California AG race could hinge on gun control

Democrat Rob Bonta has only been California’s Attorney General for a little more than a year, but he’s gunning for a full four-year term after being tapped for the post by Gov. Gavin Newsom after then-AG Xavier Becerra was confirmed as Joe Biden’s Secretary of Health and Human Services.

Given the spiraling rates of violent crime in many California cities, public safety is expected to be a big issue in this year’s elections, but as San Francisco Chronicle political columnist Joe Garofoli points out in a new column, the Republicans vying to replace Bonta as the state’s top cop have a starkly different take on how to make the state a safer place compared to Bonta’s anti-gun to-do list.
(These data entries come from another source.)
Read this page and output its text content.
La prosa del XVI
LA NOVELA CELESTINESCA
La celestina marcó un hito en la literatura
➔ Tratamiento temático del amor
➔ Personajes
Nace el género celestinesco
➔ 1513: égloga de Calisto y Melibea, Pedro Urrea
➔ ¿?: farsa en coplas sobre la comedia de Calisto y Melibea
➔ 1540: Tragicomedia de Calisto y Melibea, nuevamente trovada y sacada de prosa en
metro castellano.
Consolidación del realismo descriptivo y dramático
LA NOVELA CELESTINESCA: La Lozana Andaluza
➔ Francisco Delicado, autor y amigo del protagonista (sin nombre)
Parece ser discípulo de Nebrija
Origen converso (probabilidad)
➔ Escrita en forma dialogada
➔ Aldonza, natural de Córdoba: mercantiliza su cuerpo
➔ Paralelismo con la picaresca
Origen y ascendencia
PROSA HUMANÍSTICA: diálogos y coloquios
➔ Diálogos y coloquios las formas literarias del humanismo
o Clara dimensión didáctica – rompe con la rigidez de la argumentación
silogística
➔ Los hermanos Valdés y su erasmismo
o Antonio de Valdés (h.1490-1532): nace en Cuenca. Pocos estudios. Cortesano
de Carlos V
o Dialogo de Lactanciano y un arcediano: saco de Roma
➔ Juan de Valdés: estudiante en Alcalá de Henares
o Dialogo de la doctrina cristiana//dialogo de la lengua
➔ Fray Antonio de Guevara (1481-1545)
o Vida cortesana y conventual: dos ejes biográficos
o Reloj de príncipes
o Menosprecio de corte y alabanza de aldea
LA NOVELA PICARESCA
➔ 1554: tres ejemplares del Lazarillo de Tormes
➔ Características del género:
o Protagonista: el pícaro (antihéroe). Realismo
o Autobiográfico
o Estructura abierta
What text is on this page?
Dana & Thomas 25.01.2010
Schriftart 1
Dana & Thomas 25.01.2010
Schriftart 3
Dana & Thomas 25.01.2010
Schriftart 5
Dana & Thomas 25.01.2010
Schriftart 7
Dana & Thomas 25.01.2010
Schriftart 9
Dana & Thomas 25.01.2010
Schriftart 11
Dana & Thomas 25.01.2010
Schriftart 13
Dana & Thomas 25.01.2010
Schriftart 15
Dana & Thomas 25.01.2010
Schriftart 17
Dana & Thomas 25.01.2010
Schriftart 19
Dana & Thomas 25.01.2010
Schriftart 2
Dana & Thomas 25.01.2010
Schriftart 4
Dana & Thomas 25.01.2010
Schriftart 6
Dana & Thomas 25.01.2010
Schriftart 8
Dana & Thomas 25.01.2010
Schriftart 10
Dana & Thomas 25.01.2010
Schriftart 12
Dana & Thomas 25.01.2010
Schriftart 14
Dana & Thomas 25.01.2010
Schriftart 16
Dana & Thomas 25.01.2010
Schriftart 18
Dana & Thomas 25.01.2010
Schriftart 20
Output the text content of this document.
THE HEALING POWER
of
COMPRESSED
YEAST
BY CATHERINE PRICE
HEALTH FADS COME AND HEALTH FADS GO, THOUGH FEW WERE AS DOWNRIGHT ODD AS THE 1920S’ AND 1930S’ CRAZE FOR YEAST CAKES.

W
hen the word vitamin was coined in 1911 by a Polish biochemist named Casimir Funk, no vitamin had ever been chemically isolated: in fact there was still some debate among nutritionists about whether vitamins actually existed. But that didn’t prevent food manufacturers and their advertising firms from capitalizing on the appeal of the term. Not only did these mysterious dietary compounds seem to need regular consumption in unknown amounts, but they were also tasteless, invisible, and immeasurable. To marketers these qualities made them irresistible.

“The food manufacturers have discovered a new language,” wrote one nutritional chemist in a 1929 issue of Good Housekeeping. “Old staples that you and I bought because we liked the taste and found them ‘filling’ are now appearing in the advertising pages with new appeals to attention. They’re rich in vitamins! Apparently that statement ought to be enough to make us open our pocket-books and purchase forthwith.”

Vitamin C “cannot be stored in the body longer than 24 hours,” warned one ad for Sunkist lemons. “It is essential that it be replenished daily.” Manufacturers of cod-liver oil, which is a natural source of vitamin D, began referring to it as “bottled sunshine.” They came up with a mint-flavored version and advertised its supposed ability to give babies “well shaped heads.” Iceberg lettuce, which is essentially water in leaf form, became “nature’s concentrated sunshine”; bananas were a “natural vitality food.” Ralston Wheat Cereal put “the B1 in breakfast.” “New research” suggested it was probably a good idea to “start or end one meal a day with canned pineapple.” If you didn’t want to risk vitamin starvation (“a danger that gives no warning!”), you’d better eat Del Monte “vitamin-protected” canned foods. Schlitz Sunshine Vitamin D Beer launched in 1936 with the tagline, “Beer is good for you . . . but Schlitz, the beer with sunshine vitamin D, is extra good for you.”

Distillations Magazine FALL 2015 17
Because Bonta doesn’t have a lengthy record as California’s top cop in the year since Gov. Gavin Newsom appointed him to replace Xavier Becerra, his opponents are trying to tie him to two controversial, high-profile, progressive district attorneys whom Bonta has supported — San Francisco’s Chesa Boudin and Los Angeles’ George Gascón.

It’s not hard to imagine why. For the second time since he took office, Gascón’s opponents are gathering signatures to try to recall him, and Boudin will actually face a recall on June 7, the same day as California’s statewide primary. It is not looking good for Boudin, according to a poll of 800 likely voters out last week, commissioned by those who want to boot Boudin. It found that 68% want to recall the first-term district attorney, who was elected in 2019.

That shouldn’t hurt Bonta in the primary. As the only Democrat on the June ballot, he will probably be one of the two candidates who advance to the general election in November. That will leave the others — Republicans Nathan Hochman and Eric Early, and Republican-turned-independent Anne Marie Schubert — to battle for the other slot.

But they’re not aiming their jabs at one another for the most part. Instead, they’re focused on Bonta/Boudin/Gascón.

Given that even self-professed progressives are complaining about Boudin’s policies fueling crime, it’s smart for Republicans (and the one independent) to try to tie Bonta to the soft-on-crime policies of D.A.’s like Boudin and Gascon, especially when Bonta himself is adopting a strategy of blaming gun makers and federally licensed firearms retailers for California’s crime and not the individuals who are pulling the trigger.

“You can’t talk about rises in crime without talking about rises in gun violence,” Bonta said during a recent news conference. “In California, the increase that we have seen in our homicide rate is almost exclusively the result of gun violence.

“That is sickening. That’s disgusting. That’s unacceptable,” Bonta said.

He is backing two bills focused directly on gunmakers and sellers. One measure (SB1327) would enable Californians to sue anyone who manufactures, distributes, transports, imports into the state or sells assault weapons, .50 caliber Browning machine gun rifles or “ghost guns” — the untraceable weapons that can be purchased without a background check and assembled on their own.

The other bill (AB1594) would enable Californians or the attorney general to sue gunmakers and distributors when crimes are committed using their weapons. It is intentionally modeled after the new Texas law that bans abortions after six weeks and permits individuals to sue clinics and providers.

While Bonta’s leaning in to these latest anti-gun proposals, his opponents should be reminding Californians of all of the other gun control laws that are already in place. If waiting periods, microstamping, bans on “assault weapons” and “high capacity” magazines, universal background checks on firearms, background checks on ammunition, red flag laws, bans on unserialized firearms, and the state’s “may issue” carry laws haven’t been able to curb crime, then why would anyone expect Bonta’s favored bills to make a difference?

I’d argue that the bills backed by Bonta aren’t meant to seriously address violent crime in the first place. They’re culture war bills designed as a response to Texas’ anti-abortion law; a law which, by the way, apparently hasn’t stopped that many Texans from obtaining one.

Bonta’s opponents should be relentless in pointing out that his pet legislation would do nothing to ensure that violent criminals face consequences for their actions and would only make it harder for law-abiding residents to exercise their Second Amendment right to keep and bear arms in self-defense. It’s going to be hard to defeat a Democrat running for statewide office in uber-liberal California, but Bonta has left himself vulnerable by making the firearms industry his biggest enemy at a time when voters are looking to get tough on criminals and are ready to reject the soft-on-crime approach championed by Bonta and his fellow progressive prosecutors.